Each dataset defines one stream:

  • Dataset Name - Stream name (must be unique).
  • SQL Query - The SQL query that defines the dataset.
  • Allow view materialization (optional) - If enabled, Extract will materialize view results into the temp dataset to use Storage Read.
  • Primary Key (optional) - Column used for dedupe and diffing.
  • Incremental Timestamp Field (optional) - Column used for incremental syncs.

Extraction Modes

Full Refresh

Extract runs the dataset query as-is. If diffing is enabled and a primary key is defined, Extract orders results by the primary key and computes changes.

Incremental Changes

If you set Incremental Timestamp Field, Extract filters results by:

WITH query AS (<your query>)
SELECT * FROM query WHERE <timestamp_field> > <last_cursor_value>

The cursor updates to the max timestamp seen in each run.

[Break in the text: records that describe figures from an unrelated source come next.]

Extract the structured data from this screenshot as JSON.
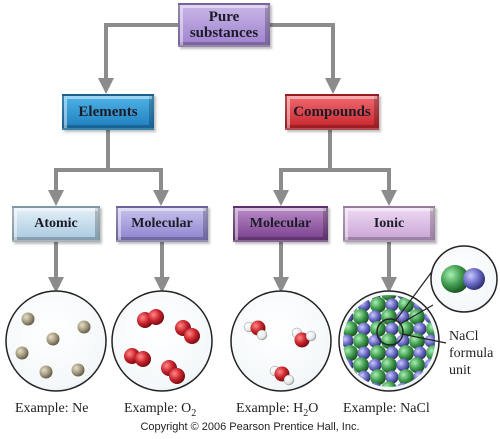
{
  "diagram": {
    "root": "Pure substances",
    "level1": [
      "Elements",
      "Compounds"
    ],
    "level2": {
      "atomic": "Atomic",
      "elements_molecular": "Molecular",
      "compounds_molecular": "Molecular",
      "ionic": "Ionic"
    },
    "examples": {
      "atomic": {
        "prefix": "Example: ",
        "formula": "Ne"
      },
      "elements_molecular": {
        "prefix": "Example: ",
        "base": "O",
        "sub": "2"
      },
      "compounds_molecular": {
        "prefix": "Example: ",
        "base": "H",
        "sub": "2",
        "suffix": "O"
      },
      "ionic": {
        "prefix": "Example: ",
        "formula": "NaCl"
      }
    },
    "nacl_label": [
      "NaCl",
      "formula",
      "unit"
    ],
    "copyright": "Copyright © 2006 Pearson Prentice Hall, Inc."
  },
  "colors": {
    "pure_substances": "#b39ddb",
    "elements": "#2f95d3",
    "compounds": "#d9393f",
    "atomic": "#c9e0ef",
    "elements_molecular": "#a9a2dd",
    "compounds_molecular": "#95589f",
    "ionic": "#dcbfe6",
    "arrow": "#8c8c8c",
    "neon_atom": "#a39a80",
    "oxygen_atom": "#c8222a",
    "hydrogen_atom": "#ffffff",
    "sodium_ion": "#6a6ac4",
    "chloride_ion": "#3f9a4d"
  }
}
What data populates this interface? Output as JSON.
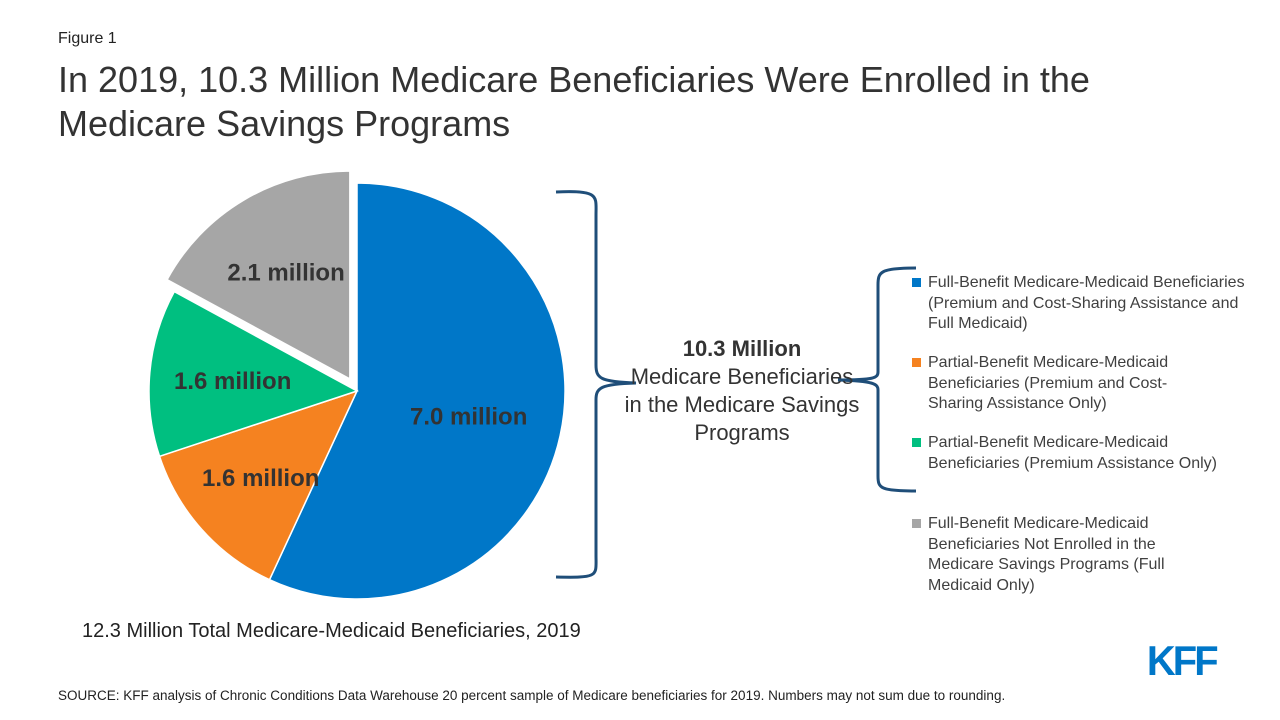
{
  "figure_label": "Figure 1",
  "title": "In 2019, 10.3 Million Medicare Beneficiaries Were Enrolled in the Medicare Savings Programs",
  "chart_data": {
    "type": "pie",
    "unit": "million",
    "slices": [
      {
        "label": "7.0 million",
        "value": 7.0,
        "color": "#0077c8",
        "legend": "Full-Benefit Medicare-Medicaid Beneficiaries (Premium and Cost-Sharing Assistance and Full Medicaid)",
        "exploded": false
      },
      {
        "label": "1.6 million",
        "value": 1.6,
        "color": "#f58220",
        "legend": "Partial-Benefit Medicare-Medicaid Beneficiaries (Premium and Cost-Sharing Assistance Only)",
        "exploded": false
      },
      {
        "label": "1.6 million",
        "value": 1.6,
        "color": "#00bf80",
        "legend": "Partial-Benefit Medicare-Medicaid Beneficiaries (Premium Assistance Only)",
        "exploded": false
      },
      {
        "label": "2.1 million",
        "value": 2.1,
        "color": "#a6a6a6",
        "legend": "Full-Benefit Medicare-Medicaid Beneficiaries Not Enrolled in the Medicare Savings Programs (Full Medicaid Only)",
        "exploded": true
      }
    ],
    "legend_position": "right"
  },
  "bracket_annotation": {
    "bold": "10.3 Million",
    "text": "Medicare Beneficiaries in the Medicare Savings Programs",
    "color": "#1f4e79"
  },
  "total_caption": "12.3 Million Total Medicare-Medicaid Beneficiaries, 2019",
  "source": "SOURCE: KFF analysis of Chronic Conditions Data Warehouse 20 percent sample of Medicare beneficiaries for 2019. Numbers may not sum due to rounding.",
  "logo": "KFF"
}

Storage Read vs Query Results

Extract chooses the best approach automatically:

  • Direct Storage Read: Used when the SQL is a simple SELECT * FROM project.dataset.table with an optional WHERE clause. This is the fastest path.
  • View materialization: Views and external tables cannot be read directly by the Storage Read API. If Allow view materialization is enabled and Temp Dataset is set, Extract will materialize the query to a temp table and read it with Storage Read.
  • Query Results: For complex SQL (joins, aggregates, CTEs, subqueries), or when view materialization is disabled, Extract uses the standard query results API.
info

Materialization creates a temporary table in your temp dataset. Set a default expiration on that dataset to keep costs and clutter low.

Data Type Handling

Extract maps BigQuery types to JSON-friendly types, including:

  • BOOL -> boolean
  • STRING -> string
  • BYTES -> hex string
  • INT64 -> integer
  • FLOAT64 -> number
  • NUMERIC, BIGNUMERIC -> string
  • DATE -> string (YYYY-MM-DD)
  • TIME -> string (format HH:MM:SS[.ffffff])
  • DATETIME -> string (RFC 3339, UTC)
  • TIMESTAMP -> string (RFC 3339, UTC)
  • GEOGRAPHY -> string
  • JSON, STRUCT, RECORD -> json
  • ARRAY -> json array

Query Tips

  • Prefer SELECT * FROM project.dataset.table for the fastest reads.
  • If you need a view, enable materialization and set a temp dataset.
  • For incremental syncs, choose a stable timestamp column with monotonic updates.

Troubleshooting

  • No datasets returned: verify the service account has bigquery.dataViewer and that the SQL is valid.
  • Storage Read errors: ensure BigQuery Storage API is enabled and the service account has bigquery.readSessionUser.
  • View errors: enable Allow view materialization and set Temp Dataset, or switch to a query results flow.